Non si tratta di un elenco qualunque. Accanto ai due italiani, infatti, figurano nomi leggendari come quelli di LeBron James e Cristiano Ronaldo.
La scalata di Kimi Antonelli
Sinner, che rimane la ciliegina sulla torta di un formidabile movimento del tennis italiano, è reduce da una prematura (e inaspettata) uscita al secondo turno del Roland Garros, a causa di un malore. Per Antonelli, al contrario, il riconoscimento arriva in un momento di forma straordinaria. Il Time ha ricordato un dettaglio che racconta al meglio la sua parabola: un anno fa, il pilota della Mercedes festeggiava il primo podio in carriera, e pochi giorni dopo superava gli esami di maturità. Oggi il contesto è radicalmente cambiato.

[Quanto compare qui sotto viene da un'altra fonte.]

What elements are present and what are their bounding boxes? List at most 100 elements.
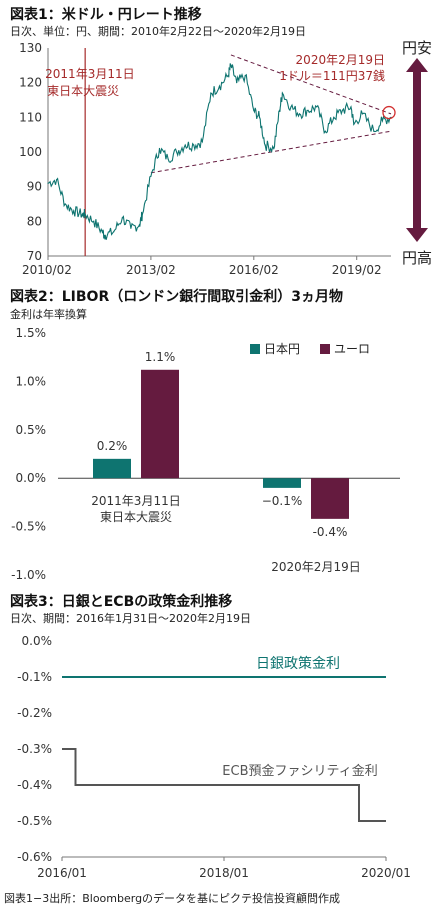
category-label: 東日本大震災 [100, 510, 172, 524]
usdjpy-data-point [141, 213, 143, 215]
y-tick-label: -0.6% [17, 850, 52, 864]
trend-line [230, 54, 392, 115]
x-tick-label: 2020/01 [361, 866, 411, 880]
usdjpy-data-point [84, 213, 86, 215]
usdjpy-series-line [47, 63, 392, 240]
y-tick-label: 0.5% [16, 423, 47, 437]
chart1-title: 図表1：米ドル・円レート推移 [10, 7, 202, 23]
bar-value-label: 1.1% [145, 350, 176, 364]
usdjpy-data-point [253, 109, 255, 111]
x-tick-label: 2018/01 [199, 866, 249, 880]
latest-rate-circle [382, 105, 396, 120]
usdjpy-data-point [324, 130, 326, 132]
ecb-series-label: ECB預金ファシリティ金利 [222, 763, 377, 779]
y-tick-label: 110 [19, 110, 42, 124]
usdjpy-data-point [176, 151, 178, 153]
usdjpy-data-point [201, 141, 203, 143]
usdjpy-data-point [47, 182, 49, 184]
y-tick-label: 1.0% [16, 374, 47, 388]
y-tick-label: 120 [19, 76, 42, 90]
usdjpy-data-point [64, 203, 66, 205]
usdjpy-data-point [130, 227, 132, 229]
bar-jpy [93, 458, 131, 479]
chart1-subtitle: 日次、単位：円、期間：2010年2月22日〜2020年2月19日 [10, 25, 306, 38]
x-tick-label: 2013/02 [126, 263, 176, 277]
usdjpy-data-point [264, 144, 266, 146]
y-tick-label: -0.2% [17, 706, 52, 720]
usdjpy-data-point [167, 158, 169, 160]
yen-weak-label: 円安 [402, 39, 432, 57]
boj-series-label: 日銀政策金利 [256, 655, 340, 672]
usdjpy-data-point [218, 85, 221, 87]
usdjpy-data-point [316, 106, 318, 108]
usdjpy-data-point [150, 175, 152, 177]
y-tick-label: -0.5% [11, 520, 46, 534]
legend-label: 日本円 [264, 342, 300, 356]
category-label: 2011年3月11日 [91, 494, 180, 508]
usdjpy-data-point [307, 109, 309, 111]
event-date-label: 2011年3月11日 [45, 67, 134, 81]
legend-swatch [320, 344, 330, 354]
arrow-down-head [406, 228, 428, 242]
usdjpy-data-point [193, 144, 195, 146]
usdjpy-data-point [278, 109, 281, 111]
usdjpy-data-point [210, 92, 212, 94]
bar-jpy [263, 478, 301, 488]
usdjpy-data-point [273, 147, 275, 150]
yen-strong-label: 円高 [402, 249, 432, 267]
category-label: 2020年2月19日 [271, 560, 360, 574]
usdjpy-data-point [158, 147, 161, 150]
y-tick-label: 0.0% [22, 634, 53, 648]
bar-value-label: −0.1% [262, 494, 303, 508]
usdjpy-data-point [73, 210, 75, 212]
y-tick-label: 90 [27, 180, 42, 194]
chart2-title: 図表2：LIBOR（ロンドン銀行間取引金利）3ヵ月物 [10, 289, 343, 305]
y-tick-label: 70 [27, 249, 42, 263]
usdjpy-data-point [353, 123, 355, 125]
usdjpy-data-point [93, 220, 95, 222]
legend-label: ユーロ [334, 342, 370, 356]
legend-swatch [250, 344, 260, 354]
usdjpy-data-point [55, 179, 58, 181]
usdjpy-data-point [281, 92, 283, 94]
y-tick-label: -0.3% [17, 742, 52, 756]
usdjpy-data-point [258, 116, 261, 118]
y-tick-label: 100 [19, 145, 42, 159]
usdjpy-data-point [138, 224, 141, 226]
y-tick-label: -0.5% [17, 814, 52, 828]
chart3-title: 図表3：日銀とECBの政策金利推移 [10, 594, 233, 610]
usdjpy-data-point [230, 64, 232, 66]
y-tick-label: 80 [27, 214, 42, 228]
chart2-subtitle: 金利は年率換算 [10, 308, 87, 321]
usdjpy-data-point [341, 109, 344, 111]
usdjpy-data-point [184, 144, 186, 146]
latest-date-label: 2020年2月19日 [296, 53, 385, 67]
y-tick-label: -0.1% [17, 670, 52, 684]
y-tick-label: 1.5% [16, 326, 47, 340]
usdjpy-data-point [298, 113, 301, 115]
chart1-usdjpy: 70 80 90 100 110 120 130 2010/02 2013/02 2016/02 2… [19, 39, 432, 277]
usdjpy-data-point [101, 231, 103, 233]
usdjpy-data-point [227, 75, 229, 77]
bar-value-label: 0.2% [97, 439, 128, 453]
x-tick-label: 2010/02 [22, 263, 72, 277]
usdjpy-data-point [244, 75, 246, 77]
source-footer: 図表1−3出所：Bloombergのデータを基にピクテ投信投資顧問作成 [4, 892, 341, 905]
bar-value-label: -0.4% [313, 525, 348, 539]
y-tick-label: 130 [19, 41, 42, 55]
trend-line [150, 130, 392, 174]
y-tick-label: -0.4% [17, 778, 52, 792]
y-tick-label: 0.0% [16, 471, 47, 485]
x-tick-label: 2016/01 [37, 866, 87, 880]
usdjpy-data-point [104, 234, 106, 236]
x-tick-label: 2019/02 [332, 263, 382, 277]
usdjpy-data-point [373, 130, 375, 132]
usdjpy-data-point [361, 113, 364, 115]
usdjpy-data-point [121, 217, 123, 219]
ecb-rate-line [62, 748, 386, 822]
arrow-up-head [406, 58, 428, 72]
event-name-label: 東日本大震災 [47, 84, 119, 98]
usdjpy-data-point [81, 213, 83, 215]
y-tick-label: -1.0% [11, 568, 46, 582]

I risultati attuali sono sotto gli occhi di tutti e non si possono cancellare: cinque pole position consecutive, da Cina e Giappone a marzo, passando per Miami e Canada a maggio, fino all’ultima impresa di Monaco. Una serie che certifica la sua capacità di essere competitivo su qualsiasi tipo di circuito, e una mentalità da veterano nonostante la giovanissima età.

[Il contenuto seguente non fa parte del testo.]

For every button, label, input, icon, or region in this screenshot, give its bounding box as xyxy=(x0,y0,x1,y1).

Il club esclusivo di Senna e Schumacher
Con quelle pole position consecutive, ad Antonelli si sono infatti aperte le porte di un club molto esclusivo, composto da soli tre piloti: lui, Michael Schumacher e Ayrton Senna. Un accostamento che, per il bolognese, ha peraltro un sapore del tutto particolare, visto che il campione brasiliano è da sempre il suo idolo dichiarato.
Esiste tuttavia una differenza che rende l’impresa di Antonelli ancora più significativa: a differenza di Schumacher e Senna, difatti, il pilota Mercedes quelle pole le ha trasformate in vittorie. Non si è limitato a partire davanti a tutti: ha anche tagliato per primo il traguardo. Un altro dei numerosi dettagli che spiegano perché il mondo dello sport guardi a lui come a uno dei protagonisti assoluti del presente e del futuro.

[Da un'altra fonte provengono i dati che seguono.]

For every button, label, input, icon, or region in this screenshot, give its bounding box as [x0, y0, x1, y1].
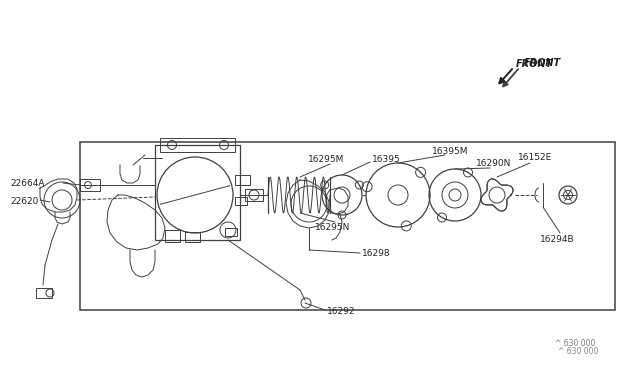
Text: 22664A: 22664A	[10, 179, 45, 187]
Text: 16292: 16292	[327, 308, 355, 317]
Text: 16298: 16298	[362, 250, 390, 259]
Text: 16395: 16395	[372, 155, 401, 164]
Bar	[235, 175, 250, 185]
Bar	[80, 179, 100, 191]
Text: 16152E: 16152E	[518, 154, 552, 163]
Text: FRONT: FRONT	[524, 58, 561, 68]
Bar	[185, 232, 200, 242]
Text: FRONT: FRONT	[516, 59, 553, 69]
Text: 16395M: 16395M	[432, 147, 468, 155]
Text: ^ 630 000: ^ 630 000	[555, 340, 595, 349]
Bar	[225, 228, 237, 236]
Text: 16290N: 16290N	[476, 158, 511, 167]
Bar	[165, 230, 180, 242]
Text: 16294B: 16294B	[540, 235, 575, 244]
Text: 22620: 22620	[10, 198, 38, 206]
Text: ^ 630 000: ^ 630 000	[558, 347, 598, 356]
Bar	[245, 189, 263, 201]
Text: 16295M: 16295M	[308, 155, 344, 164]
Text: 16295N: 16295N	[315, 224, 350, 232]
Bar	[36, 288, 52, 298]
Bar	[155, 145, 240, 240]
Bar	[80, 142, 615, 310]
Bar	[235, 197, 247, 205]
Bar	[160, 138, 235, 152]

Cosa hanno in comune Sinner e Antonelli
In meno di un anno, Kimi da promessa è diventato una star, anche se (è bene ricordarlo) la stagione è ancora lunga e piena di insidie, e il titolo mondiale tutt’altro che scontato. Sinner, invece, ha smesso di essere considerato un talento per diventare una certezza assoluta da diverso tempo (tanto che ci si stupisce solo quando non vince). Antonelli, in questo senso, è sulla buona strada. Due storie diverse e due sport diversi, che hanno in comune però l’ambizione di migliorarsi giorno dopo giorno. Il riconoscimento del Time ne è solamente una delle conferme più autorevoli.